Xarthisius commented 4 years ago

Just noting that this method became serial instead of parallel with https://github.com/yt-project/yt/commit/afc2b0c11633aa873f567d6fc5999db7f906509b and it also shows there are other places where parallelization should be restored.

matthewturk commented 4 years ago

@AshKelly do you know if the cython issue in question has been fixed?

AshKelly commented 4 years ago

Looks like the issue is still open - https://github.com/cython/cython/issues/2316

But I will checkout this repo https://github.com/ngoldbaum/cython-issue and confirm if it has been patched.

Xarthisius commented 4 years ago

Oh, looks like I didn't know OpenMP 4.5's reduction is a thing (not surprisingly since last time I used OpenMP it was at 2.0 :P) and I think my implementation works around it.

AshKelly commented 4 years ago

yeah, local buffers completely avoid it. We toyed with the idea at the time, but Nathan didn't like the extra memory overhead and I think we hoped for a relatively fast fix from the cython side.

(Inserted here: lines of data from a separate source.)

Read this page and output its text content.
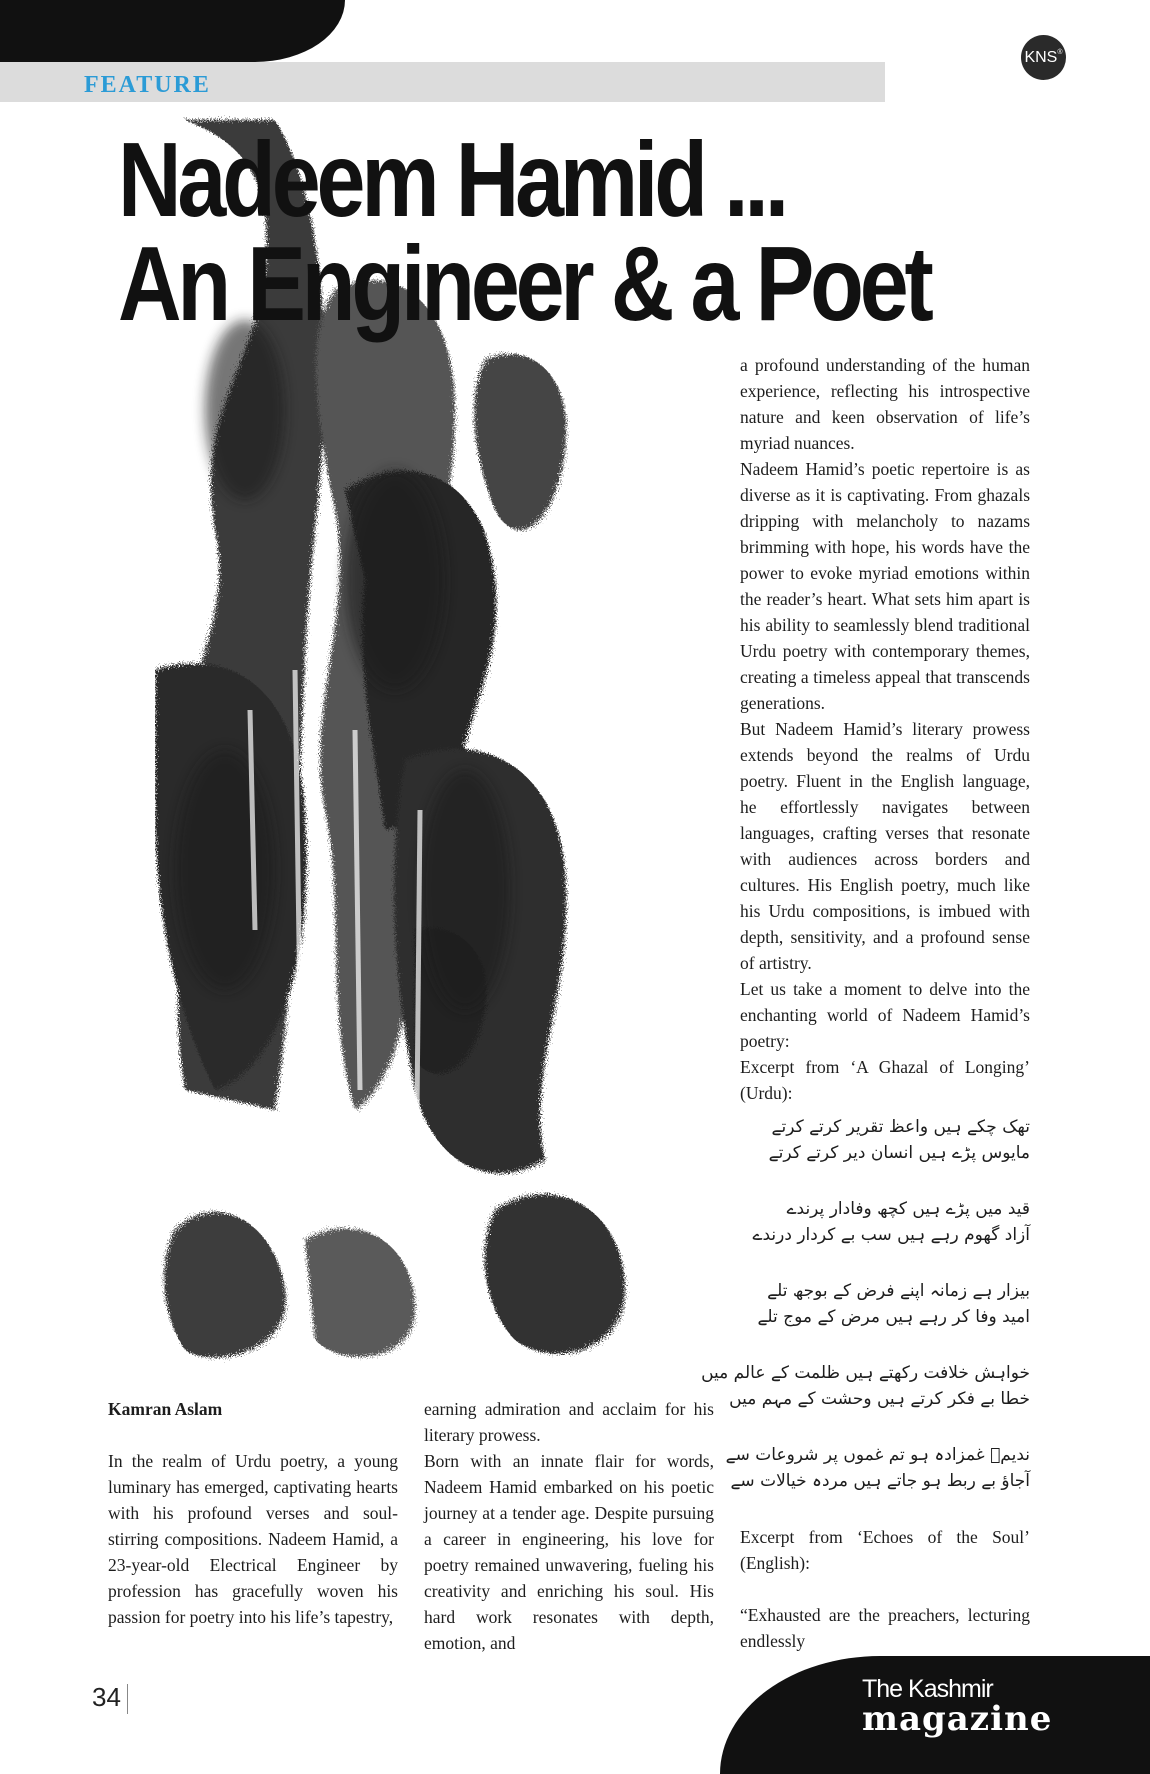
FEATURE
KNS®
Nadeem Hamid ...
An Engineer & a Poet

Kamran Aslam

In the realm of Urdu poetry, a young luminary has emerged, captivating hearts with his profound verses and soul-stirring compositions. Nadeem Hamid, a 23-year-old Electrical Engineer by profession has gracefully woven his passion for poetry into his life’s tapestry,

earning admiration and acclaim for his literary prowess.

Born with an innate flair for words, Nadeem Hamid embarked on his poetic journey at a tender age. Despite pursuing a career in engineering, his love for poetry remained unwavering, fueling his creativity and enriching his soul. His hard work resonates with depth, emotion, and

a profound understanding of the human experience, reflecting his introspective nature and keen observation of life’s myriad nuances.

Nadeem Hamid’s poetic repertoire is as diverse as it is captivating. From ghazals dripping with melancholy to nazams brimming with hope, his words have the power to evoke myriad emotions within the reader’s heart. What sets him apart is his ability to seamlessly blend traditional Urdu poetry with contemporary themes, creating a timeless appeal that transcends generations.

But Nadeem Hamid’s literary prowess extends beyond the realms of Urdu poetry. Fluent in the English language, he effortlessly navigates between languages, crafting verses that resonate with audiences across borders and cultures. His English poetry, much like his Urdu compositions, is imbued with depth, sensitivity, and a profound sense of artistry.

Let us take a moment to delve into the enchanting world of Nadeem Hamid’s poetry:

Excerpt from ‘A Ghazal of Longing’ (Urdu):

تھک چکے ہیں واعظ تقریر کرتے کرتے
مایوس پڑے ہیں انسان دیر کرتے کرتے
قید میں پڑے ہیں کچھ وفادار پرندے
آزاد گھوم رہے ہیں سب بے کردار درندے
بیزار ہے زمانہ اپنے فرض کے بوجھ تلے
امید وفا کر رہے ہیں مرض کے موج تلے
خواہش خلافت رکھتے ہیں ظلمت کے عالم میں
خطا بے فکر کرتے ہیں وحشت کے مہم میں
ندیمؔ غمزادہ ہو تم غموں پر شروعات سے
آجاؤ بے ربط ہو جاتے ہیں مردہ خیالات سے

Excerpt from ‘Echoes of the Soul’ (English):

“Exhausted are the preachers, lecturing endlessly

34	The Kashmir
magazine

I think it's complicated fixing from their side since they didn't specify a minimum version of OpenMP / gcc.

Xarthisius commented 4 years ago

As per Matt's suggestion, it's also viable to parallelize the inner loops over pixels. That makes writes to buff atomic (no additional buffers needed) and yields similar speed up in the case presented here.